Coach un jour, coach toujours, le charismatique Davide Vassallo est bien décidé à entraîner Dss+ vers de nouveaux sommets. Entre-temps, l’entreprise est passée sous le contrôle d’Inflexion, un grand fonds d’investissement londonien. Le management et quelque 150 collaborateurs détiennent, eux, 37% du capital. Quant au financier des débuts, Gyrus Capital, il conserve une participation et un siège au conseil d’administration. Son fondateur, Guy Semmens, explique sa motivation: «Dss+ répond à des besoins structurels de l’économie. C’est un business qui a du sens. Dans le même temps, sa croissance est pour ainsi dire programmée. Nous comptons avec un doublement du chiffre d’affaires tous les trois ou quatre ans.»

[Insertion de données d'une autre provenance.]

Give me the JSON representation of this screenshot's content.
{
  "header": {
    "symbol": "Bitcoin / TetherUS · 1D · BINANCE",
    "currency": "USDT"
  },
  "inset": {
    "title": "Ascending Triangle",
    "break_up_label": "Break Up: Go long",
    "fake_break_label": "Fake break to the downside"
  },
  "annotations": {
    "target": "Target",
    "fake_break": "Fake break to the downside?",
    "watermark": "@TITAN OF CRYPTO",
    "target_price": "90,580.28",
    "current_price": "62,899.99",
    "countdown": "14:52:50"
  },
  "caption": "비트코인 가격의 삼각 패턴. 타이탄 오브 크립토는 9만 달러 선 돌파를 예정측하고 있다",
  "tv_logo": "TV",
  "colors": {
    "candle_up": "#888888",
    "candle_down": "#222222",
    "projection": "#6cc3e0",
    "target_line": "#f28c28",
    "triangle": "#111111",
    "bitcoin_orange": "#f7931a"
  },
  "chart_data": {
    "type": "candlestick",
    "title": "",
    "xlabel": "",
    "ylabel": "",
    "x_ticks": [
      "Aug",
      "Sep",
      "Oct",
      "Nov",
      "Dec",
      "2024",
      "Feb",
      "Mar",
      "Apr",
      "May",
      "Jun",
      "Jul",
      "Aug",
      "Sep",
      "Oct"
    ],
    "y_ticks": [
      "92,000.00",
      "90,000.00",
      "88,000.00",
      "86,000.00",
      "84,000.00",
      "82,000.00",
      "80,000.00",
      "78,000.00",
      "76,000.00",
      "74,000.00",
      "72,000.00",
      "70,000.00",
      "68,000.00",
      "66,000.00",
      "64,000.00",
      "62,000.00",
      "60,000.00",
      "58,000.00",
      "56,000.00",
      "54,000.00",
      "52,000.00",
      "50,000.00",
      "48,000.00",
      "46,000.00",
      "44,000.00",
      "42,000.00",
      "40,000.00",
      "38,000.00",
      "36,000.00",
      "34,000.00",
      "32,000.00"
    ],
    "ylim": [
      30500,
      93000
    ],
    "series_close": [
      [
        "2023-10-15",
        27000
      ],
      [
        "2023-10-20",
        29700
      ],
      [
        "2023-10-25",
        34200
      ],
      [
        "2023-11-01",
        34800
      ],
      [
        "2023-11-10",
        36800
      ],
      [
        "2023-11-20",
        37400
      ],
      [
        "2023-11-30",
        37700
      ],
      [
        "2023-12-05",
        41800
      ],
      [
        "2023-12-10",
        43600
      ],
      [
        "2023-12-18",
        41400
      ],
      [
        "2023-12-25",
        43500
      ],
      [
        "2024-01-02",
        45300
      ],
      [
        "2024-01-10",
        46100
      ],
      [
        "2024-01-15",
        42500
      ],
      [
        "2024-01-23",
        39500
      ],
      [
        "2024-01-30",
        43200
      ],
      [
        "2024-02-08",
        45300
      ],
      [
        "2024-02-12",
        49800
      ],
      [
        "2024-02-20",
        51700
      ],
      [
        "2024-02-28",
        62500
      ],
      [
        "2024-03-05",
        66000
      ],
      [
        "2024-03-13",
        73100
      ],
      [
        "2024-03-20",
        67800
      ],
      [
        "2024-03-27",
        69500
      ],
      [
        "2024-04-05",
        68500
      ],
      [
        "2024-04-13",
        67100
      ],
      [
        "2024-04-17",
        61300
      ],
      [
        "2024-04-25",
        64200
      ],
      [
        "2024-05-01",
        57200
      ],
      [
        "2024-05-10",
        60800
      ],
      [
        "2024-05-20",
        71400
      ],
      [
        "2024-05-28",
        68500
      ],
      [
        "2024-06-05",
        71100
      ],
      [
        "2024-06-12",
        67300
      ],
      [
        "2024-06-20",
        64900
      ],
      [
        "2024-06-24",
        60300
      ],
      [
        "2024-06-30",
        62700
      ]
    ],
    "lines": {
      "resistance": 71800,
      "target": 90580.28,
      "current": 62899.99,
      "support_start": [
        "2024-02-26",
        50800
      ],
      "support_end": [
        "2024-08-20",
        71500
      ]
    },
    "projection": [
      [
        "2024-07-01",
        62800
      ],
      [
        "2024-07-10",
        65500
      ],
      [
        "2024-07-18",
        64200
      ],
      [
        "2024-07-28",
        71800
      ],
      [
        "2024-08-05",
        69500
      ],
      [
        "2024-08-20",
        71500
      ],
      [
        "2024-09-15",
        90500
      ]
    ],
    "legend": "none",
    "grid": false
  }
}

L’entreprise enregistrera cette année des revenus de 300 millions de francs et quand on demande à Davide Vassallo si Dss+ est profitable, il ouvre de grands yeux étonnés, sans donner toutefois de chiffres précis. «Bien évidemment, nous faisons des bénéfices, nos finances sont solides. D’ailleurs, nous n’avons procédé à aucun licenciement pendant le covid.» Sur de nouvelles acquisitions, Davide Vassallo reste évasif, sinon qu’il veut désormais se développer aux Etats-Unis, mais aussi en Asie. «Les pays en voie de développement sont plus sensibles aux bénéfices de l’économie circulaire que les pays riches, par exemple. Et les besoins de rattrapage en matière de sécurité et de durabilité sont patents. L’horizon de Dss+ ne connaît pas de limites.»
1969
Naissance à La Spezia, où Davide Vassallo passe son enfance et son adolescence. L’aviron de compétition lui permet de financer ses études au Politecnico de Turin.
1999
Entre à l’Agence italienne de protection de l’environnement, à Rome. Puis rejoint l’entreprise de télécoms Free, avant d’entamer une carrière dans le consulting chez Arthur D. Little.
2010
Recruté par DuPont Sustainable Solutions (DSS). Déménage à Genève une première fois.
2019
Lancement de DSS comme entreprise indépendante après un management buy-out. Rachat du groupe genevois Sofies deux ans plus tard.